Review: P.D. James is my favorite writer of this particular genre. In this book, I would have wished that her characters and plot had been tied more to our univeral angst. I would like to know of her tale of the common folks living very much in these times, especially those us living in but not of the world of commerce and the drama of rising and falling stock markets. I didn't care about any of these characters, even Adam seemed so one dimensional. If lives full of anachronisms is what we are about these days, Ms. James succeeded. Perhaps I am wrong. Perhaps the characters of this book do represent the self absorbed, aggressors we all live with these days. I am however,waiting for and will appreciate her gift of a new novel as I do all of them. Give Adam his soulful thoughts back again, please.

Rating: 5 stars
Summary: In the Characters' Heads ...
Review: Nobody gets inside a character's head, lets you see through their eyes, experience their feelings, like P.D. James. You're right there, feeling the same horror a main character feels on discovering a body, understanding completely that feeling of needing to DO something, of bewilderment at seeing something that used to be a person you knew and now is lifeless meat.

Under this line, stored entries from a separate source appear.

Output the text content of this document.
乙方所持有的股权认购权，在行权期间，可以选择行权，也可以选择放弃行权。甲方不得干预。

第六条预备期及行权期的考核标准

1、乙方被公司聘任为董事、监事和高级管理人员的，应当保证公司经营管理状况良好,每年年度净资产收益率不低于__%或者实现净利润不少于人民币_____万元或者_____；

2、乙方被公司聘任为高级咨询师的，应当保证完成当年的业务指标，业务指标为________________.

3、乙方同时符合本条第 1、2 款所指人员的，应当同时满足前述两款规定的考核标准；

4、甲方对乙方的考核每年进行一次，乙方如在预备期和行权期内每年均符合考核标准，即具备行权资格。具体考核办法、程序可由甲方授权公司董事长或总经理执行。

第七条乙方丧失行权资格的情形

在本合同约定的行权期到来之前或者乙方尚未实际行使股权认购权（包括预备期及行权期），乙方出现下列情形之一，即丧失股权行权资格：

So many wonderful details! This too, is one of James' strengths. I really felt right there in an elite seminary on a disintegrating coastline pounded by weather. In fact, the book was so absorbing that I read it straight through, with barely a stop for sleep!

A friend of mine, unfamiliar with James' other works, asked me a question you may also be asking yourself: "Can I start here, or do I need to read the others first?" My answer is, go right ahead and start here. It stands well on its own; recurring characters are introduced gracefully and with just enough backstory to bring a new reader up to speed while not boring a reader already familiar. James is part of the newer generation of British women mystery authors, along with writers like Ngaio Marsh -- more modern-feeling than Christie or Sayers, but if you like Sayers in particular, I think you'll like James.

And if you're already been thru the previous ten AD mysteries? You'll love this one. It's definitely one of the best yet. I'm really really happy I bought it right when it came out, hardcover price notwithstanding.